Tania Malan INP, MSc Aesthetic Medecine - Anita Woolley - FIBMS Senior Biomedical Scientist
To determine the composition of PRP obtained from 4 commercial separation kits, which would allow assessment of current classification systems used in cross-evaluation comparisons.
In the last few decades different concepts have evolved for the best possible tissue regeneration in wounds, surgery and skin (Choukroun 2017, Dohle 2018). The use of PRP and its growth factors is attracting much attention amongst aestheticians, dermatologists and surgeons (Takura, 1996, Yildiz, 2016, Wang, 2016). Platelets contain high quantities of growth factors capable of stimulating cell proliferation (mitogenesis), matrix remodelling (Dohan, 2009) and vascular growth (angiogenesis) (Robert, 2001). See Table 1.
PRP is a relatively new biotechnology which is part of tissue engineering and cellular therapy (Robert, 2001). PRP originated 40 years ago where blood derived products were used to seal wounds and stimulate healing (Dohan, 2009). Some studies found that the drawback from PRP is that the additional use of anticoagulants inhibit wound healing (Wang, 2016). Furthermore, the optimal combination of each cellular component in PRP remains unknown due to the variety of commercially available PRP generating systems, which makes it difficult to know which PRP preparation is best for which clinical indication (Boswell, 2014).

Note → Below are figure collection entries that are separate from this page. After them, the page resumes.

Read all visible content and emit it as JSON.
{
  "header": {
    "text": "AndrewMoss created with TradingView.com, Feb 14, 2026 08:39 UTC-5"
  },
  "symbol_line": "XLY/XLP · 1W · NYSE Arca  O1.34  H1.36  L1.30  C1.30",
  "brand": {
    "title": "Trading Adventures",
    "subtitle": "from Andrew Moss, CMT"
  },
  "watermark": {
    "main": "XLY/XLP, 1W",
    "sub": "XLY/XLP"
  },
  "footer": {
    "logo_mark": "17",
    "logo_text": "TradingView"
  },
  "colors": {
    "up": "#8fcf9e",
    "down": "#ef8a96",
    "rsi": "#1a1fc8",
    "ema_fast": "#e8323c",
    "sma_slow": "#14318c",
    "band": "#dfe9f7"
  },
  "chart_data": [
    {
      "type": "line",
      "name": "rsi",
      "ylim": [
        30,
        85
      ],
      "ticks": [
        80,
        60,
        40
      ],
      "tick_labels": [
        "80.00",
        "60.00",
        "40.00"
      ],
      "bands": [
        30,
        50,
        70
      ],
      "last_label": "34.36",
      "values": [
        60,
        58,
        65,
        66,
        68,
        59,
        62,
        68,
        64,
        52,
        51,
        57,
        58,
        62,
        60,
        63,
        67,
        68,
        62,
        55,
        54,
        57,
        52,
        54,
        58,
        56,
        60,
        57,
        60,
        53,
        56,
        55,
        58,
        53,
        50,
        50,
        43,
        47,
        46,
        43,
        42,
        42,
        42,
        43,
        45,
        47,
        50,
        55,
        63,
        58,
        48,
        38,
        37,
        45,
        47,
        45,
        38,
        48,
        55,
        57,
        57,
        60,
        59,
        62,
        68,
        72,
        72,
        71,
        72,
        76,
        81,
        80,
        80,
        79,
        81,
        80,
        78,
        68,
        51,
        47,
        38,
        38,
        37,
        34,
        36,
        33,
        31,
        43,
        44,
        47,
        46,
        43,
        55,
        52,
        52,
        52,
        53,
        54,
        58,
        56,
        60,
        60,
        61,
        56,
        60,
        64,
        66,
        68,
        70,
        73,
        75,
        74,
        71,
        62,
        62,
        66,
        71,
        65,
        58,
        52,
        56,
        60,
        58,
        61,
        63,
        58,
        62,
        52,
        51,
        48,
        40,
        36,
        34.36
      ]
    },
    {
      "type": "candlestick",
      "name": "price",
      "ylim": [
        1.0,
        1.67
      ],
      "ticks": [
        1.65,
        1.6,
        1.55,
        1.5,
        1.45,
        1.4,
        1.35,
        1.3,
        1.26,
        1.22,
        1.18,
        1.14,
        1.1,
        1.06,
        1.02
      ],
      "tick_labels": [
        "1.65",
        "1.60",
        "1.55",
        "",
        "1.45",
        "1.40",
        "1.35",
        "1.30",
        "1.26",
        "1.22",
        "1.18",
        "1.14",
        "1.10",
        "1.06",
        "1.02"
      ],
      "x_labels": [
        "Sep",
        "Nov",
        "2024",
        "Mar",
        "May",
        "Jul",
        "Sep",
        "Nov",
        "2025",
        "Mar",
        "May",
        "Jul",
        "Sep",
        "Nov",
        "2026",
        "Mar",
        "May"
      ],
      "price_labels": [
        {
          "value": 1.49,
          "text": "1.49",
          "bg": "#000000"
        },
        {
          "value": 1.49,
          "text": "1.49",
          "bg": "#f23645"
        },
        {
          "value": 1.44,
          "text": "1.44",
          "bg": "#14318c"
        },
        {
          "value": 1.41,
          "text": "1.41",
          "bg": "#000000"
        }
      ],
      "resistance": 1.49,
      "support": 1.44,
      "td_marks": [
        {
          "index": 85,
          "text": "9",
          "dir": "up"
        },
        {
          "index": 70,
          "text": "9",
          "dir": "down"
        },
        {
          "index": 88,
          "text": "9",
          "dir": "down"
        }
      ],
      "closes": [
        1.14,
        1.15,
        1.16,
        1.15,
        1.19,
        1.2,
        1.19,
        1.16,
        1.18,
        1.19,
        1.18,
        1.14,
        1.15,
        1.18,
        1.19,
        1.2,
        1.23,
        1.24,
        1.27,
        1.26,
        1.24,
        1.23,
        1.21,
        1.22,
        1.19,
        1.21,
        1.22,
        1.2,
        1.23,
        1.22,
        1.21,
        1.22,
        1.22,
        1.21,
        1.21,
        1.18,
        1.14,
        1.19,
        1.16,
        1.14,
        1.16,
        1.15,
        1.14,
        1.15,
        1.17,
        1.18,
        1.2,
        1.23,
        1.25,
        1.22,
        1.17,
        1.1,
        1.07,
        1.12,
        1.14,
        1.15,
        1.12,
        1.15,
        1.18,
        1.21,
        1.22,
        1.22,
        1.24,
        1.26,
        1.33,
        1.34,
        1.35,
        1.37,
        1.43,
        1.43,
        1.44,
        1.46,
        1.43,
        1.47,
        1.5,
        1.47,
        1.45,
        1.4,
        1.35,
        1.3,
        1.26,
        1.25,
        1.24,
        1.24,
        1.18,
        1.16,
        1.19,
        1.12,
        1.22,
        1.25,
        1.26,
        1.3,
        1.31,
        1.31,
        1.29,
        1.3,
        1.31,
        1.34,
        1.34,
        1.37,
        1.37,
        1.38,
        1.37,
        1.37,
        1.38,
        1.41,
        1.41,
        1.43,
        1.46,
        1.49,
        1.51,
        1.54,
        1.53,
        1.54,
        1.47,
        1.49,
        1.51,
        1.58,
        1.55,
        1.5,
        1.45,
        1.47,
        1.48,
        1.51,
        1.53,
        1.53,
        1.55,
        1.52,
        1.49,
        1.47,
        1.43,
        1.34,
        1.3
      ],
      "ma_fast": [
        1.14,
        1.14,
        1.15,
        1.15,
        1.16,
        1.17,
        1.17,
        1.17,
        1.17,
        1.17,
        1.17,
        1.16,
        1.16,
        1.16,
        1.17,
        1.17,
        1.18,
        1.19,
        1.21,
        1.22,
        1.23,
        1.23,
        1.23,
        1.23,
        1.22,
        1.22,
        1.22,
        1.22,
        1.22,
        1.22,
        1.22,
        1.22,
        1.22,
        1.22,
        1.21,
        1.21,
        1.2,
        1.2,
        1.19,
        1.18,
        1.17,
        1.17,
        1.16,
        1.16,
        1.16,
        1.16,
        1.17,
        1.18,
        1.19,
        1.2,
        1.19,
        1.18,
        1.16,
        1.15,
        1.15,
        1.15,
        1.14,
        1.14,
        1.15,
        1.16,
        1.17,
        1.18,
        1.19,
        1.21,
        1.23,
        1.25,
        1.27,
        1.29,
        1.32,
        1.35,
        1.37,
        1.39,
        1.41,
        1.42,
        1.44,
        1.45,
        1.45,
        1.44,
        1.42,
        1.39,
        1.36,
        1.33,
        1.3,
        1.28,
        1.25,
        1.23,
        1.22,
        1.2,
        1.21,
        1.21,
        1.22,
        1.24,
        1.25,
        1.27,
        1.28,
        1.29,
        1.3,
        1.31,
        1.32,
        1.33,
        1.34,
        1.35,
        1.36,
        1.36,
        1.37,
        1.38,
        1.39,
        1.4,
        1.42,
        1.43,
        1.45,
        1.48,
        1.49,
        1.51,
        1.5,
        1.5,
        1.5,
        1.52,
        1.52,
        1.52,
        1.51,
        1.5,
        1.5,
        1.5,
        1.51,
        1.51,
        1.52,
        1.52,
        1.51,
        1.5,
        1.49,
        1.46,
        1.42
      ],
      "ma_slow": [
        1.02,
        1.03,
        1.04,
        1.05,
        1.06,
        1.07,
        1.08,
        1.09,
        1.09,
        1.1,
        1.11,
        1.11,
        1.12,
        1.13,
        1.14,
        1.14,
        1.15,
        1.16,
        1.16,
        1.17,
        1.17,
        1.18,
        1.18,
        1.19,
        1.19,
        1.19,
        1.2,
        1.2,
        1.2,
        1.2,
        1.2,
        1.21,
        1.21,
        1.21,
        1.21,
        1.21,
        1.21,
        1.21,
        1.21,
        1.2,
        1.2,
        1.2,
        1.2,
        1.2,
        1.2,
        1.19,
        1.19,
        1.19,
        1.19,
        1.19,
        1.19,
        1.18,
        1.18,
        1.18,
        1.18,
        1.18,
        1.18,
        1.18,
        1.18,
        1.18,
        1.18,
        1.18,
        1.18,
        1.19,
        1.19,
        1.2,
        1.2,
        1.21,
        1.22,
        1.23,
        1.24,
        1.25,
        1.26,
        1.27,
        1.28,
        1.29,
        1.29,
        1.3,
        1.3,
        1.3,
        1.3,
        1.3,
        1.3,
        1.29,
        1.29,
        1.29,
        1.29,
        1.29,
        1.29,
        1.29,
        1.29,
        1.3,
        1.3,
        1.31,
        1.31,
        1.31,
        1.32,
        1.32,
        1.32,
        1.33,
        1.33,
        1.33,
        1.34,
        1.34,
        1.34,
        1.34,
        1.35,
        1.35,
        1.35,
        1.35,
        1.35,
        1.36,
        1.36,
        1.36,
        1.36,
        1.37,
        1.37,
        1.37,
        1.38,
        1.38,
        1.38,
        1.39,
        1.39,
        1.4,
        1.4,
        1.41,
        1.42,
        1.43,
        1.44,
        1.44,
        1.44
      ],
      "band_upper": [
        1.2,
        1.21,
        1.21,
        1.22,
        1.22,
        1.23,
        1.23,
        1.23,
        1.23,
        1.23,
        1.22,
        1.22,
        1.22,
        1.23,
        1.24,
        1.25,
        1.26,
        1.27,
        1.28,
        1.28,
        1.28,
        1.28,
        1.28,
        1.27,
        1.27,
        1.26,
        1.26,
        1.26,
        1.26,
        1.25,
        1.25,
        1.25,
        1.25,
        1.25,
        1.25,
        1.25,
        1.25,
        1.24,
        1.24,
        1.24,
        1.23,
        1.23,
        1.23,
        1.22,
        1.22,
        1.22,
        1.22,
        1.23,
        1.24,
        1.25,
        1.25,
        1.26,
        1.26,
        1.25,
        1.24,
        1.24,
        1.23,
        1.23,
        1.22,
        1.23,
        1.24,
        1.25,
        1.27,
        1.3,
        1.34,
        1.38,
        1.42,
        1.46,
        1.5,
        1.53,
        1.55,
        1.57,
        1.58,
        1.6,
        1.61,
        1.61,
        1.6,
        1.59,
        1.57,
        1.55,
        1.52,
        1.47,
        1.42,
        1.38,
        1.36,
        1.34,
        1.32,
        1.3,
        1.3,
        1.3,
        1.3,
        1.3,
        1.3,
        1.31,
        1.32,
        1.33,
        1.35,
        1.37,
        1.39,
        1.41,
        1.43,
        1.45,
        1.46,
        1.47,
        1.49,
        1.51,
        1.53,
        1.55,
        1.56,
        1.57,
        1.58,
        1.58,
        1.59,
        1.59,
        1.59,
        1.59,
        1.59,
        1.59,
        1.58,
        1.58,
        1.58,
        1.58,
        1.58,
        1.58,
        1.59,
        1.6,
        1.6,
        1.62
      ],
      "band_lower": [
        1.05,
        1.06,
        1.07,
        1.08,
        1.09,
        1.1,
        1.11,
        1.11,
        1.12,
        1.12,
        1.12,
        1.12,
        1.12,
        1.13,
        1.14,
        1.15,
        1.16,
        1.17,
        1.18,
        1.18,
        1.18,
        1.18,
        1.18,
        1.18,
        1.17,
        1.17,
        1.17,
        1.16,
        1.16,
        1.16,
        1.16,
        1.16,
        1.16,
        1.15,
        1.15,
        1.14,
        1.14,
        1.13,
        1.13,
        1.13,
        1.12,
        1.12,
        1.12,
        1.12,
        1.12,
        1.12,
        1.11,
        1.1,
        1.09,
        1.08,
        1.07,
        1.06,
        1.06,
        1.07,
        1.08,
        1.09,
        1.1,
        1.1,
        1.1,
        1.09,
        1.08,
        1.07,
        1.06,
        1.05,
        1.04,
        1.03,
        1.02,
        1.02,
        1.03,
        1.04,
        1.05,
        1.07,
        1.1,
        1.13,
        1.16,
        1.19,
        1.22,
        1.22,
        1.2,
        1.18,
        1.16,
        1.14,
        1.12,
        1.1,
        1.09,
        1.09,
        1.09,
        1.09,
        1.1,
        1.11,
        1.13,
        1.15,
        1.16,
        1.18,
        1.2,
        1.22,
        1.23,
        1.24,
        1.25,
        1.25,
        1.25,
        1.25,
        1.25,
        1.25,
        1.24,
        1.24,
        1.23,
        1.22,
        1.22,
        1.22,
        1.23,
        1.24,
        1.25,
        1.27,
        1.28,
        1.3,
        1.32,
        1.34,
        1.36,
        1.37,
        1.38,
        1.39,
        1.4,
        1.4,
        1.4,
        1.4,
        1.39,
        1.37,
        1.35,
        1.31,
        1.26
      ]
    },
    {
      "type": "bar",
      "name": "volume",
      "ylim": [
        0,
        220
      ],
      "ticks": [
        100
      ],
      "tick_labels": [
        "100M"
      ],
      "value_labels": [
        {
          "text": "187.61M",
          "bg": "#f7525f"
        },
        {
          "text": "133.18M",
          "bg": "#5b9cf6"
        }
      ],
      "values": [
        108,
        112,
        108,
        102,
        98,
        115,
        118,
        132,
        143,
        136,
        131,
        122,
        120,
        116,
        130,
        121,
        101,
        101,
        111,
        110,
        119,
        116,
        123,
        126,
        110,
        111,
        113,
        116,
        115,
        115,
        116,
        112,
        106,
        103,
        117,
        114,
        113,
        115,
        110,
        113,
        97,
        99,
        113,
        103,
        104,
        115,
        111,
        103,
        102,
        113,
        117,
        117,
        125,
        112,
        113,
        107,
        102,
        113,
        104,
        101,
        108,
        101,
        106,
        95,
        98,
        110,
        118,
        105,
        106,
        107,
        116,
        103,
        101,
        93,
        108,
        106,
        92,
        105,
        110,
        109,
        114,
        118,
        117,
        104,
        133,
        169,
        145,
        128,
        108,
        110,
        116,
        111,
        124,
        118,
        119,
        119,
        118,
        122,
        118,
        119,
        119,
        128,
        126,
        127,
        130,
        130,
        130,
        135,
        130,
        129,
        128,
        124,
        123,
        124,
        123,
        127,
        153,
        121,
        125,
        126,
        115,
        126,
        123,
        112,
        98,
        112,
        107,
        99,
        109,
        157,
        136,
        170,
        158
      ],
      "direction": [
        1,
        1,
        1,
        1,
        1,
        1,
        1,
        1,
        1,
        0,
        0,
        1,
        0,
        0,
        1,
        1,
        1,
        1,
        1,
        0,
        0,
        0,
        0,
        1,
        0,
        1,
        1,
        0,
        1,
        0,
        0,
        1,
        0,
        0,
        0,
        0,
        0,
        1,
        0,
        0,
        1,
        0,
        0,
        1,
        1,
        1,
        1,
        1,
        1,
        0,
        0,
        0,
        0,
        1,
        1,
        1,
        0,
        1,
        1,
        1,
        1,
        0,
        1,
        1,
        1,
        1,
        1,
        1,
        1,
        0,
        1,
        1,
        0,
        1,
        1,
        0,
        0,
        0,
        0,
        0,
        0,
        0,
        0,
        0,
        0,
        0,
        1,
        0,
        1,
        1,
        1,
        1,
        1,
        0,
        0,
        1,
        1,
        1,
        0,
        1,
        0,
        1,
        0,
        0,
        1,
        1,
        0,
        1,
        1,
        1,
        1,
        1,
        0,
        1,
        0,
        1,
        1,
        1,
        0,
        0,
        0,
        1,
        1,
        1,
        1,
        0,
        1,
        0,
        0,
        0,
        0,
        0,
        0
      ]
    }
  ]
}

Now a second-generation protocol emerged known as PRF (platelet rich fibrin) or Choukroun’s i-PRF. It differs from PRP in the sense that there is no anticoagulants or additives and are centrifuged at lower speed (Dohan, 2006). PRF has a mixture of platelets, white blood cells, bone morphogenic protein (BMP), stem cells and growth factors (Holistic, 2018). However, these concepts have spurred commercial interest and exploitation with a wide variety of preparation protocols and kits (Dohan, 2009).
More confusing is the various nomenclature depending on who markets the product such as Vivostat PRF, Fibrinet Platelet Rich Fibrin Matrix (PRFM), Dracula Kit etc. Various classifications also exist such as L-PRP i-PRF, PRF etc. See Table 2. The use of platelet concentrates, and its efficiency is controversial (Dohan, 2009). Dohan (2009) continues that applications and methods leads to a different product with different biology and potential uses. A literature review of the various classifications and impact added to the confusion as the protocols, machines, activation methods are all different.
Furthermore, the literature mention “large” or “rich” concentrates but no real evidence of its numbers could be found within the literature. Therefore, studies are mostly empirical with no real data behind it and no standardisation. The literature remains unclear about the true clinical differences between these related fibrin products (Dohan, 2008). Dohan (2008) continues that the differences between PRP and i-PRF have never been analysed with regards to its leukocyte content or the final concentrate key parameter of platelets and never been accurately documented. The problem is that there is only empirical data available regarding the various centrifuges, protocols and platelet yield (Redaelli, 2010).
The tests are done by “eye” where clinicians or commercial sellers judge the number of platelets which often based on the amount of plasma separated from the red blood cells. The aim of this evaluation was to determine the cell count of 4 commercial kits to accurately measure the difference cell counts,
but most importantly the amount of platelet concentration in each kit.